My Twelve year olf grand daughter gave me a book for Christmas. The Swerve, How the Renaissance Began by Stephen Greenblatt (Vintage) ISBN9780099572442 tells about the poem by Lucretius, a Roman Poet who died in 55BC called On the Nature of Things.Greenblatt tells a rivetting story about a fifteenth century book hunter,Poggio Bracciolini, seeking old manuscripts in a monastery in Germany. When he finds an ancient parchment he recognises it as a copy of A Roman poem which St Jerome tried to supress in the 4th century, yet it was known and quoted in spite of the Inquisition.
According to the ba ck cover Poggio found 'a beautiful poem of the most dangerous ideas - that the universe functioned without the aid og gods, that religioud fear was damaging human life, and that matter was made up of very small particles in eternal motion. These ideas fuelled the Renaissance, inspiring Boticelly, shaping the thought of Montaigne, Darwin (his grandfather owned a copy) and Einstein.

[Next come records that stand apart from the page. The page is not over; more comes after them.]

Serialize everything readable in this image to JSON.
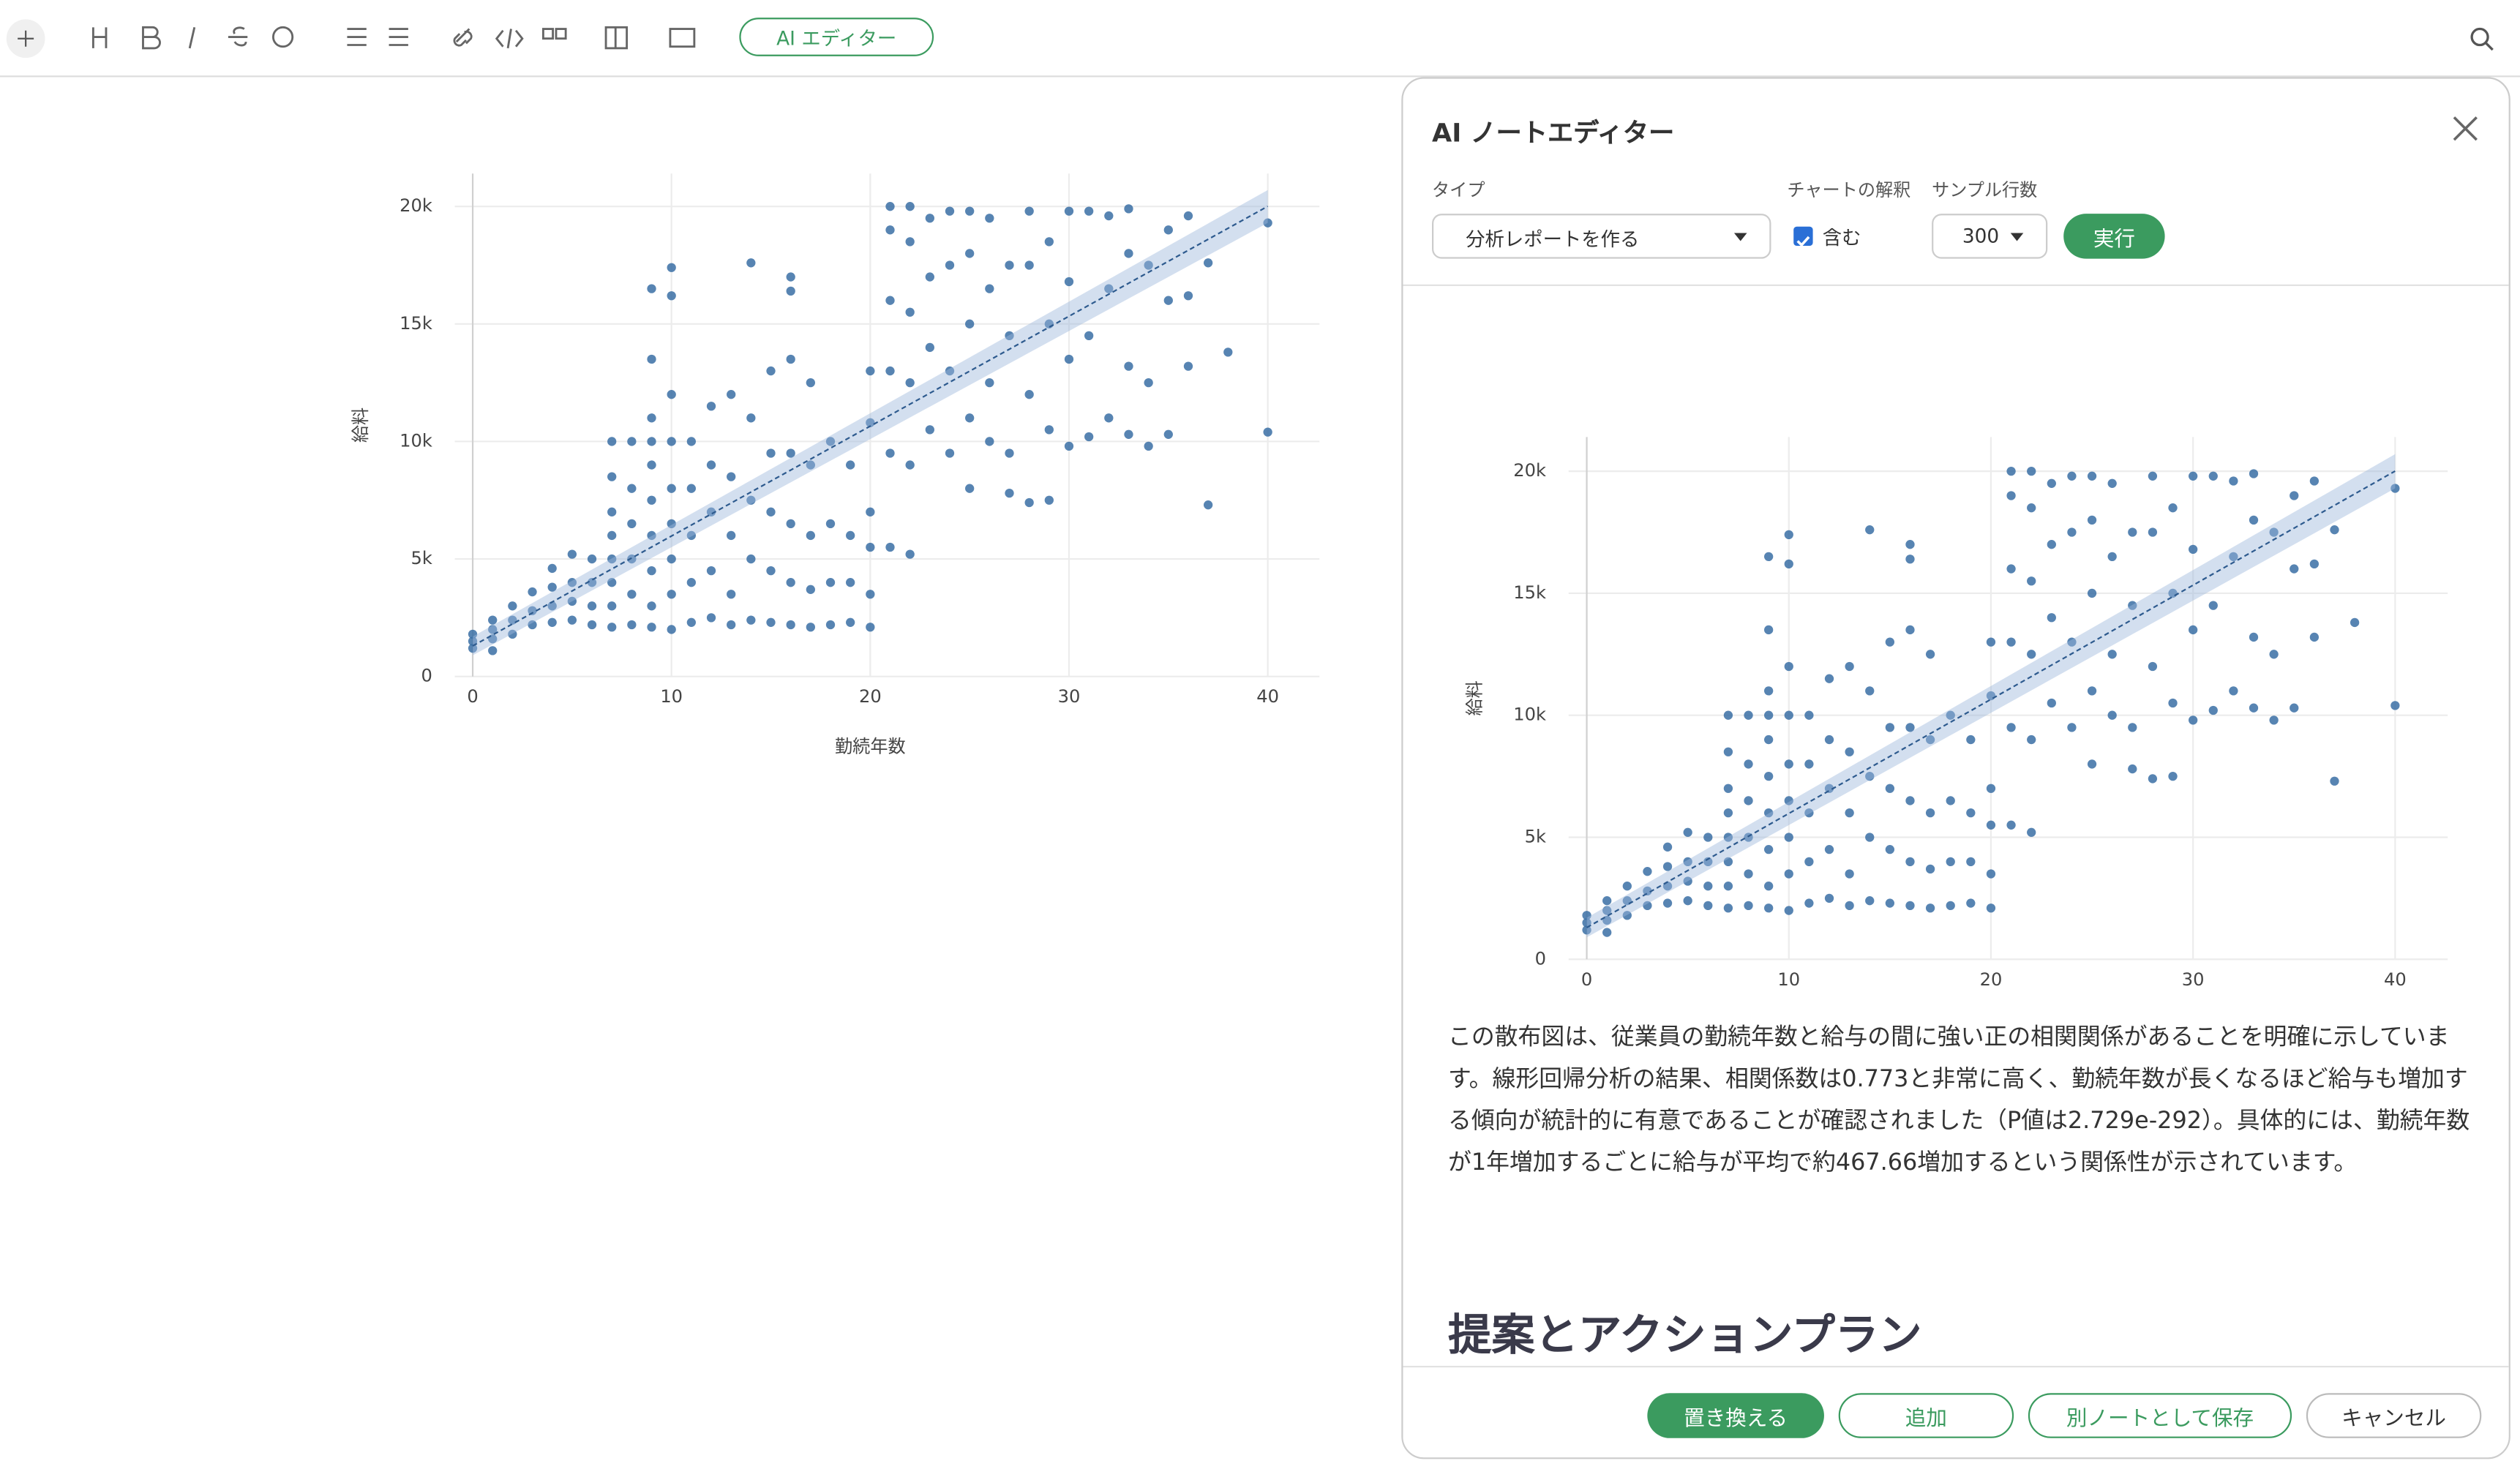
{
  "toolbar": {
    "ai_button": "AI エディター"
  },
  "chart_data": {
    "type": "scatter",
    "x_label": "勤続年数",
    "y_label": "給料",
    "color": "#3a6ea5",
    "grid": true,
    "xlim": [
      -0.9,
      42.6
    ],
    "ylim": [
      0,
      21400
    ],
    "xticks": [
      0,
      10,
      20,
      30,
      40
    ],
    "yticks": [
      0,
      {
        "value": 5000,
        "label": "5k"
      },
      {
        "value": 10000,
        "label": "10k"
      },
      {
        "value": 15000,
        "label": "15k"
      },
      {
        "value": 20000,
        "label": "20k"
      }
    ],
    "x": [
      0,
      0,
      0,
      1,
      1,
      1,
      1,
      2,
      2,
      2,
      3,
      3,
      3,
      4,
      4,
      4,
      4,
      5,
      5,
      5,
      5,
      6,
      6,
      6,
      6,
      7,
      7,
      7,
      7,
      7,
      7,
      7,
      7,
      8,
      8,
      8,
      8,
      8,
      8,
      9,
      9,
      9,
      9,
      9,
      9,
      9,
      9,
      9,
      9,
      10,
      10,
      10,
      10,
      10,
      10,
      10,
      10,
      10,
      11,
      11,
      11,
      11,
      11,
      12,
      12,
      12,
      12,
      12,
      13,
      13,
      13,
      13,
      13,
      14,
      14,
      14,
      14,
      14,
      15,
      15,
      15,
      15,
      15,
      16,
      16,
      16,
      16,
      16,
      16,
      16,
      17,
      17,
      17,
      17,
      17,
      18,
      18,
      18,
      18,
      19,
      19,
      19,
      19,
      20,
      20,
      20,
      20,
      20,
      20,
      21,
      21,
      21,
      21,
      21,
      21,
      22,
      22,
      22,
      22,
      22,
      22,
      23,
      23,
      23,
      23,
      24,
      24,
      24,
      24,
      25,
      25,
      25,
      25,
      25,
      26,
      26,
      26,
      26,
      27,
      27,
      27,
      27,
      28,
      28,
      28,
      28,
      29,
      29,
      29,
      29,
      30,
      30,
      30,
      30,
      31,
      31,
      31,
      32,
      32,
      32,
      33,
      33,
      33,
      33,
      34,
      34,
      34,
      35,
      35,
      35,
      36,
      36,
      36,
      37,
      37,
      38,
      40,
      40
    ],
    "values": [
      1200,
      1500,
      1800,
      1100,
      1600,
      2000,
      2400,
      1800,
      2400,
      3000,
      2200,
      2800,
      3600,
      2300,
      3000,
      3800,
      4600,
      2400,
      3200,
      4000,
      5200,
      2200,
      3000,
      4000,
      5000,
      2100,
      3000,
      4000,
      5000,
      6000,
      7000,
      8500,
      10000,
      2200,
      3500,
      5000,
      6500,
      8000,
      10000,
      2100,
      3000,
      4500,
      6000,
      7500,
      9000,
      10000,
      11000,
      13500,
      16500,
      2000,
      3500,
      5000,
      6500,
      8000,
      10000,
      12000,
      16200,
      17400,
      2300,
      4000,
      6000,
      8000,
      10000,
      2500,
      4500,
      7000,
      9000,
      11500,
      2200,
      3500,
      6000,
      8500,
      12000,
      2400,
      5000,
      7500,
      11000,
      17600,
      2300,
      4500,
      7000,
      9500,
      13000,
      2200,
      4000,
      6500,
      9500,
      13500,
      16400,
      17000,
      2100,
      3700,
      6000,
      9000,
      12500,
      2200,
      4000,
      6500,
      10000,
      2300,
      4000,
      6000,
      9000,
      2100,
      3500,
      5500,
      7000,
      10800,
      13000,
      5500,
      9500,
      13000,
      16000,
      19000,
      20000,
      5200,
      9000,
      12500,
      15500,
      18500,
      20000,
      10500,
      14000,
      17000,
      19500,
      9500,
      13000,
      17500,
      19800,
      8000,
      11000,
      15000,
      18000,
      19800,
      10000,
      12500,
      16500,
      19500,
      7800,
      9500,
      14500,
      17500,
      7400,
      12000,
      17500,
      19800,
      7500,
      10500,
      15000,
      18500,
      9800,
      13500,
      16800,
      19800,
      10200,
      14500,
      19800,
      11000,
      16500,
      19600,
      10300,
      13200,
      18000,
      19900,
      9800,
      12500,
      17500,
      10300,
      16000,
      19000,
      13200,
      16200,
      19600,
      7300,
      17600,
      13800,
      10400,
      19300
    ],
    "trend_x": [
      0,
      40
    ],
    "trend_y": [
      1300,
      20006
    ],
    "band_lower": [
      900,
      19300
    ],
    "band_upper": [
      1700,
      20700
    ]
  },
  "panel": {
    "title": "AI ノートエディター",
    "type_label": "タイプ",
    "type_value": "分析レポートを作る",
    "interpret_label": "チャートの解釈",
    "interpret_value": "含む",
    "sample_label": "サンプル行数",
    "sample_value": "300",
    "run_button": "実行",
    "paragraph": "この散布図は、従業員の勤続年数と給与の間に強い正の相関関係があることを明確に示しています。線形回帰分析の結果、相関係数は0.773と非常に高く、勤続年数が長くなるほど給与も増加する傾向が統計的に有意であることが確認されました（P値は2.729e-292）。具体的には、勤続年数が1年増加するごとに給与が平均で約467.66増加するという関係性が示されています。",
    "heading": "提案とアクションプラン",
    "buttons": [
      "置き換える",
      "追加",
      "別ノートとして保存",
      "キャンセル"
    ]
  }
}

)f course, after reading 'The Swerve' which is a superb stue story that reads like high quality fiction, I had to get 'On the Nature of Things'. My copy, translated by Sir Robert Allison, was published by Arghur L Humphries in 1919.
Books 1 and 2, Atoms and the Void. Spenser translated whole chunks of it into The Faerie Queen.So did Shakespeare and Byron. . Lucretius rather contradicts the Big Bang, and intelligent design. There are atoms of infinite shape and number, and the void Over enormous stretches of time atoms swerve and meet and form new shapes, thus the universe evolves.
Books 3 and 4 Psychology, Sensation and Thought. Lucretius was a believer in the teachings of Epicurus. .This life is all we have, there is no afterlife.
If you are wondering how all this knowledge was lost for so many centuries ask the Pope, he and his precedents have a great deal to answer for.